Certes, d’autres pays européens sont touchés par une forte baisse des volumes distribués, mais cela ne change rien au fait qu’une gestion étatisée comme celle de La Poste limite les perspectives d’adaptation rapide dans un environnement concurrentiel des services postaux. Raison pour laquelle la Cour recommande, entre autres, d’instaurer des mécanismes que l’on retrouve dans le secteur privé, à savoir des objectifs de résultat dans le contrat d’entreprise 2023-2027. Elle compare également le groupe français à son homologue belge qui, dans le cadre d’un contrat de gestion avec l’État, doit obligatoirement informer sa tutelle en cas de déficit, et faire des propositions pour rétablir l’équilibre des comptes. Un « détail » que les syndicats omettent de préciser, sachant qu’en octobre 2003, la Cour des comptes pointait déjà un retard dans plusieurs domaines par rapport à la concurrence européenne (capacités financières, équipement, organisation, qualité du service rendu). La Poste allemande, par exemple, réalisait un chiffre d’affaires double malgré des effectifs équivalents à ceux de La Poste française. 

Pour une réelle privatisation

Contrairement à ce que l’on a l’habitude d’entendre de part et d’autre, la privatisation complète n’a jamais eu lieu. Certes, l’ouverture à la concurrence a permis de faire baisser l’endettement net global de 46,6 % en euros courants, ainsi que la part de fonctionnaires de 91 % à 73 % entre 1991 et 2001. Pour autant, lors de la dernière étape de cette mise en concurrence en 2011, la transformation en société anonyme ne s’est pas accompagnée de la suppression du statut de fonctionnaire comme ailleurs en Europe. 

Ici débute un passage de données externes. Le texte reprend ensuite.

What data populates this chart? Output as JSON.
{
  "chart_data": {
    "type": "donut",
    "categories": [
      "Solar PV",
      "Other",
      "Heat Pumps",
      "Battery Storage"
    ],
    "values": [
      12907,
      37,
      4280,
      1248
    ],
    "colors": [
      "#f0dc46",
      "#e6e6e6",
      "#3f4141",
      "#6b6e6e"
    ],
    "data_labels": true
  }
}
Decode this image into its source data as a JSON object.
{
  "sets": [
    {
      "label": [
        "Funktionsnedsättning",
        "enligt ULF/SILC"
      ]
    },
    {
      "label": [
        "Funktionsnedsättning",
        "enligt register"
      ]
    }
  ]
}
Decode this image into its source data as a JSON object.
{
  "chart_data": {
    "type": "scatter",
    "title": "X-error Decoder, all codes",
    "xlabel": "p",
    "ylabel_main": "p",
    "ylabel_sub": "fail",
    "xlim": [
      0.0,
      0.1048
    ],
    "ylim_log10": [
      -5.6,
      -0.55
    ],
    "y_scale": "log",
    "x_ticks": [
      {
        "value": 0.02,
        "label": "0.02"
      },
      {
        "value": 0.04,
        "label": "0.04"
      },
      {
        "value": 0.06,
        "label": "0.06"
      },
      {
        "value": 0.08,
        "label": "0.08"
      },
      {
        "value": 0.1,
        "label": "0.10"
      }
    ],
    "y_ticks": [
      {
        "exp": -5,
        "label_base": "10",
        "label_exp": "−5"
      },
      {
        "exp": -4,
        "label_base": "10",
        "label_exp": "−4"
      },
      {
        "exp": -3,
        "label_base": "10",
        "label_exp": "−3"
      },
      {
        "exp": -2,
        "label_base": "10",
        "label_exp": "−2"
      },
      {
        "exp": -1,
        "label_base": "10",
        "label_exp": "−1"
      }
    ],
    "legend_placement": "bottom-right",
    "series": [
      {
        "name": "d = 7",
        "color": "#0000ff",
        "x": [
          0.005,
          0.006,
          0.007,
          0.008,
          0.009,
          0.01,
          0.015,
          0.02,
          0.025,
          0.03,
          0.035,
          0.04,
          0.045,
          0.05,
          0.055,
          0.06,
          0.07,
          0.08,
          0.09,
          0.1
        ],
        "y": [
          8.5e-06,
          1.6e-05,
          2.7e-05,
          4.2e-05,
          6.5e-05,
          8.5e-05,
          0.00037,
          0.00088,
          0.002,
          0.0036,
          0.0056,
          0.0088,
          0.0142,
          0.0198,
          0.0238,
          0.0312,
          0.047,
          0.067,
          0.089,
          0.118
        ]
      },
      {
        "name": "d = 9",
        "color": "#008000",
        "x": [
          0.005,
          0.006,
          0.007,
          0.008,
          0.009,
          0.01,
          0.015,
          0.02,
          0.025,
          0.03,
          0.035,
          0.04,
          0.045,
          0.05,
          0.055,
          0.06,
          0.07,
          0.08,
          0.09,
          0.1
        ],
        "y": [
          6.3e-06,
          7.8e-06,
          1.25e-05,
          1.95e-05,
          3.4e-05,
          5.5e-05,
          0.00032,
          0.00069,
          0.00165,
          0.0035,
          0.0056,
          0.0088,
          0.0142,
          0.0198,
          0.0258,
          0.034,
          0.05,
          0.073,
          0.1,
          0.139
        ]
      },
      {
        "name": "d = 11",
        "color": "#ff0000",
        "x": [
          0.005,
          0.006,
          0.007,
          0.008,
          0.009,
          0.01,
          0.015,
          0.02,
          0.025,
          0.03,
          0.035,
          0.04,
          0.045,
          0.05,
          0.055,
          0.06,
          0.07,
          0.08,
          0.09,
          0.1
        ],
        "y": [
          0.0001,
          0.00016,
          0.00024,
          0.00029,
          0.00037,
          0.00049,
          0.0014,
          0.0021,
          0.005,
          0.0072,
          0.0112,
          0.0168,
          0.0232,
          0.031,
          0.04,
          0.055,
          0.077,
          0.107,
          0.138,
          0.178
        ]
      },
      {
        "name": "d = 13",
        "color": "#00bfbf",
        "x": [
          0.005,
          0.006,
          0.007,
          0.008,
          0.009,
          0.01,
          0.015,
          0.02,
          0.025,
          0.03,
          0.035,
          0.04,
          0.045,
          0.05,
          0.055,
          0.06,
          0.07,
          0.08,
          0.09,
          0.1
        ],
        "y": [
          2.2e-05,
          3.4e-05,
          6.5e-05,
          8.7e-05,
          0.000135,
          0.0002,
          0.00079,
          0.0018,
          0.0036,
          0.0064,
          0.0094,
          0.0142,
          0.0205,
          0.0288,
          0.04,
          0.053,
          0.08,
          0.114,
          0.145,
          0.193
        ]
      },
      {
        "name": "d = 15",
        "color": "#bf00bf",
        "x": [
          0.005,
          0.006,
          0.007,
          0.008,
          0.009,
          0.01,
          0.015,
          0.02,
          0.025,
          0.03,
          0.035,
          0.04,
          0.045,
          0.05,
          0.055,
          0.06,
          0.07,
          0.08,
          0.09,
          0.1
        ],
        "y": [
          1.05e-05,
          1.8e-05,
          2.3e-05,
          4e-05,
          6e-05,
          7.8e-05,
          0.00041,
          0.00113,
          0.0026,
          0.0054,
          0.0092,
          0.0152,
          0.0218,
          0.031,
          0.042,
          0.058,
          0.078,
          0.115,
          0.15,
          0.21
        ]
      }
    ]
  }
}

Les exemples étrangers sont pourtant nombreux : des pays comme l’Allemagne ou le Royaume-Uni ont réussi à transformer leur industrie postale en profondeur. La privatisation totale de la Royal Mail en 2013 a permis d’éponger les déficits et de résoudre les problèmes de financement d’un plan de modernisation, avec près de 2,7 milliards de livres sterling investis dans les sept années qui ont suivi. En attendant, les retraités de La Poste ont certainement été fidèles à leur entreprise durant leur carrière, mais la situation financière de l’entreprise ne justifie aucunement que les fonds publics continuent d’être dilapidés.